EquityMultiple, a real estate investment platform that caters to accredited investors has bagged general solicitation or accredited crowdfunding.
No longer will EquityMultiple publicly promote its real estate offerings online and elsewhere. Previously, EquityMultiple has leveraged Reg D 506c – a new securities exemption created by the JOBS Act of 2012. This rule allowed issuers and platforms to promote offerings on the internet – via social media and elsewhere – in contrast to old Reg D (506b) that was barred from any advertising. And why on earth would EquityMultiple not want to promote unique and compelling investment opportunities? Because of the broken nature regarding the general solicitation rule.

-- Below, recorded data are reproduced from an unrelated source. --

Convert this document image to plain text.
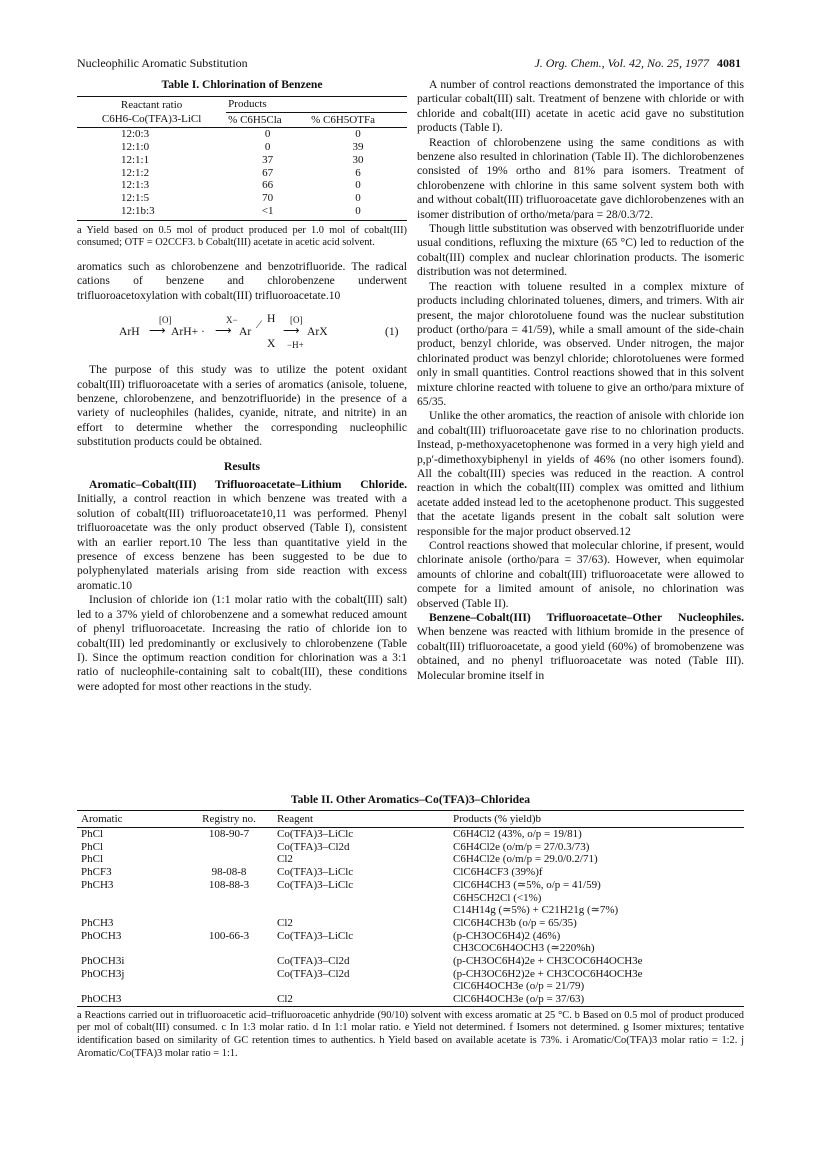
Nucleophilic Aromatic Substitution	J. Org. Chem., Vol. 42, No. 25, 1977 4081
Table I. Chlorination of Benzene
Reactant ratio
C6H6-Co(TFA)3-LiCl	Products	
	% C6H5Cla	% C6H5OTFa
12:0:3	0	0
12:1:0	0	39
12:1:1	37	30
12:1:2	67	6
12:1:3	66	0
12:1:5	70	0
12:1b:3	<1	0
a Yield based on 0.5 mol of product produced per 1.0 mol of cobalt(III) consumed; OTF = O2CCF3. b Cobalt(III) acetate in acetic acid solvent.

aromatics such as chlorobenzene and benzotrifluoride. The radical cations of benzene and chlorobenzene underwent trifluoroacetoxylation with cobalt(III) trifluoroacetate.10

ArH
[O]
⟶ ArH+ ·
X−
⟶ Ar
⁄ H
X
[O]
⟶
−H+
ArX	(1)

The purpose of this study was to utilize the potent oxidant cobalt(III) trifluoroacetate with a series of aromatics (anisole, toluene, benzene, chlorobenzene, and benzotrifluoride) in the presence of a variety of nucleophiles (halides, cyanide, nitrate, and nitrite) in an effort to determine whether the corresponding nucleophilic substitution products could be obtained.

Results

Aromatic–Cobalt(III) Trifluoroacetate–Lithium Chloride. Initially, a control reaction in which benzene was treated with a solution of cobalt(III) trifluoroacetate10,11 was performed. Phenyl trifluoroacetate was the only product observed (Table I), consistent with an earlier report.10 The less than quantitative yield in the presence of excess benzene has been suggested to be due to polyphenylated materials arising from side reaction with excess aromatic.10

Inclusion of chloride ion (1:1 molar ratio with the cobalt(III) salt) led to a 37% yield of chlorobenzene and a somewhat reduced amount of phenyl trifluoroacetate. Increasing the ratio of chloride ion to cobalt(III) led predominantly or exclusively to chlorobenzene (Table I). Since the optimum reaction condition for chlorination was a 3:1 ratio of nucleophile-containing salt to cobalt(III), these conditions were adopted for most other reactions in the study.

A number of control reactions demonstrated the importance of this particular cobalt(III) salt. Treatment of benzene with chloride or with chloride and cobalt(III) acetate in acetic acid gave no substitution products (Table I).

Reaction of chlorobenzene using the same conditions as with benzene also resulted in chlorination (Table II). The dichlorobenzenes consisted of 19% ortho and 81% para isomers. Treatment of chlorobenzene with chlorine in this same solvent system both with and without cobalt(III) trifluoroacetate gave dichlorobenzenes with an isomer distribution of ortho/meta/para = 28/0.3/72.

Though little substitution was observed with benzotrifluoride under usual conditions, refluxing the mixture (65 °C) led to reduction of the cobalt(III) complex and nuclear chlorination products. The isomeric distribution was not determined.

The reaction with toluene resulted in a complex mixture of products including chlorinated toluenes, dimers, and trimers. With air present, the major chlorotoluene found was the nuclear substitution product (ortho/para = 41/59), while a small amount of the side-chain product, benzyl chloride, was observed. Under nitrogen, the major chlorinated product was benzyl chloride; chlorotoluenes were formed only in small quantities. Control reactions showed that in this solvent mixture chlorine reacted with toluene to give an ortho/para mixture of 65/35.

Unlike the other aromatics, the reaction of anisole with chloride ion and cobalt(III) trifluoroacetate gave rise to no chlorination products. Instead, p-methoxyacetophenone was formed in a very high yield and p,p′-dimethoxybiphenyl in yields of 46% (no other isomers found). All the cobalt(III) species was reduced in the reaction. A control reaction in which the cobalt(III) complex was omitted and lithium acetate added instead led to the acetophenone product. This suggested that the acetate ligands present in the cobalt salt solution were responsible for the major product observed.12

Control reactions showed that molecular chlorine, if present, would chlorinate anisole (ortho/para = 37/63). However, when equimolar amounts of chlorine and cobalt(III) trifluoroacetate were allowed to compete for a limited amount of anisole, no chlorination was observed (Table II).

Benzene–Cobalt(III) Trifluoroacetate–Other Nucleophiles. When benzene was reacted with lithium bromide in the presence of cobalt(III) trifluoroacetate, a good yield (60%) of bromobenzene was obtained, and no phenyl trifluoroacetate was noted (Table III). Molecular bromine itself in

Table II. Other Aromatics–Co(TFA)3–Chloridea
Aromatic	Registry no.	Reagent	Products (% yield)b
PhCl	108-90-7	Co(TFA)3–LiClc	C6H4Cl2 (43%, o/p = 19/81)
PhCl		Co(TFA)3–Cl2d	C6H4Cl2e (o/m/p = 27/0.3/73)
PhCl		Cl2	C6H4Cl2e (o/m/p = 29.0/0.2/71)
PhCF3	98-08-8	Co(TFA)3–LiClc	ClC6H4CF3 (39%)f
PhCH3	108-88-3	Co(TFA)3–LiClc	ClC6H4CH3 (≃5%, o/p = 41/59)
			C6H5CH2Cl (<1%)
			C14H14g (≃5%) + C21H21g (≃7%)
PhCH3		Cl2	ClC6H4CH3b (o/p = 65/35)
PhOCH3	100-66-3	Co(TFA)3–LiClc	(p-CH3OC6H4)2 (46%)
			CH3COC6H4OCH3 (≃220%h)
PhOCH3i		Co(TFA)3–Cl2d	(p-CH3OC6H4)2e + CH3COC6H4OCH3e
PhOCH3j		Co(TFA)3–Cl2d	(p-CH3OC6H2)2e + CH3COC6H4OCH3e
			ClC6H4OCH3e (o/p = 21/79)
PhOCH3		Cl2	ClC6H4OCH3e (o/p = 37/63)
a Reactions carried out in trifluoroacetic acid–trifluoroacetic anhydride (90/10) solvent with excess aromatic at 25 °C. b Based on 0.5 mol of product produced per mol of cobalt(III) consumed. c In 1:3 molar ratio. d In 1:1 molar ratio. e Yield not determined. f Isomers not determined. g Isomer mixtures; tentative identification based on similarity of GC retention times to authentics. h Yield based on available acetate is 73%. i Aromatic/Co(TFA)3 molar ratio = 1:2. j Aromatic/Co(TFA)3 molar ratio = 1:1.
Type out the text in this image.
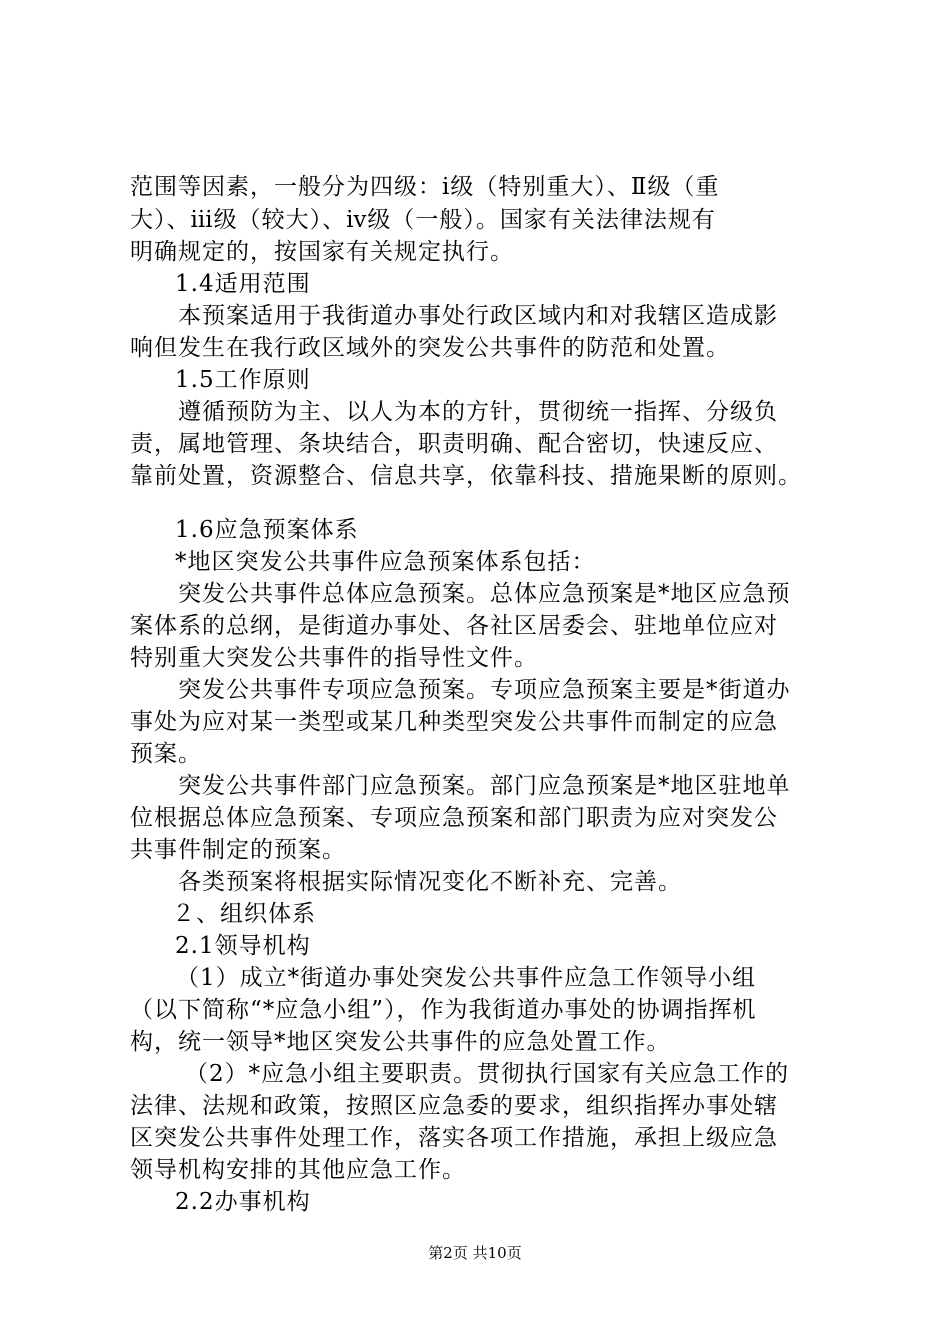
范围等因素，一般分为四级：ⅰ级（特别重大）、Ⅱ级（重
大）、ⅲ级（较大）、ⅳ级（一般）。国家有关法律法规有
明确规定的，按国家有关规定执行。
1.4适用范围
本预案适用于我街道办事处行政区域内和对我辖区造成影
响但发生在我行政区域外的突发公共事件的防范和处置。
1.5工作原则
遵循预防为主、以人为本的方针，贯彻统一指挥、分级负
责，属地管理、条块结合，职责明确、配合密切，快速反应、
靠前处置，资源整合、信息共享，依靠科技、措施果断的原则。
1.6应急预案体系
*地区突发公共事件应急预案体系包括：
突发公共事件总体应急预案。总体应急预案是*地区应急预
案体系的总纲，是街道办事处、各社区居委会、驻地单位应对
特别重大突发公共事件的指导性文件。
突发公共事件专项应急预案。专项应急预案主要是*街道办
事处为应对某一类型或某几种类型突发公共事件而制定的应急
预案。
突发公共事件部门应急预案。部门应急预案是*地区驻地单
位根据总体应急预案、专项应急预案和部门职责为应对突发公
共事件制定的预案。
各类预案将根据实际情况变化不断补充、完善。
２、组织体系
2.1领导机构
（1）成立*街道办事处突发公共事件应急工作领导小组
（以下简称“*应急小组”），作为我街道办事处的协调指挥机
构，统一领导*地区突发公共事件的应急处置工作。
（2）*应急小组主要职责。贯彻执行国家有关应急工作的
法律、法规和政策，按照区应急委的要求，组织指挥办事处辖
区突发公共事件处理工作，落实各项工作措施，承担上级应急
领导机构安排的其他应急工作。
2.2办事机构
第2页 共10页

Under Reg D 506c, issuers must be verified as accredited. To be considered accredited, individuals must earn $200,000+ a year in salary or have a net worth of $1 million not including their home. If you are married, that salary hurdle jumps to $300,000. Many crowdfunding platforms utilize the services of a verification business and some handled the accredited approval status on their own. But where the SEC got this one wrong is the fact that accredited status must be verified not just once but every three months. That makes absolutely no sense at all.
As EquityMultiple explains;
“We made the switch from 506(c) to 506(b) to provide a quicker, more efficient investment process – allowing prospective investors to answer a series of questions to affirm their suitability to invest and self-certify just once. This affords a more frictionless investing experience, allowing us to automate many of the parts previously done manually, while giving us more time to guide investors to safely investing on our platform.”
EquityMultiple just wants to provide a better service at a lower cost. While the fix to Reg D 506c may seem obvious and simple to accomplish, there is little interest in cleaning things up.
As for the current definition of an accredited investor, this is a rule that needs to be flushed. Any rational individual acknowledges that sophistication and suitability is not measured by a bank statement. Simply stated, the concept of an accredited investor must change. Fortunately, there is legislation weaving its way through the halls of Congress that may address this unfortunate regulatory error.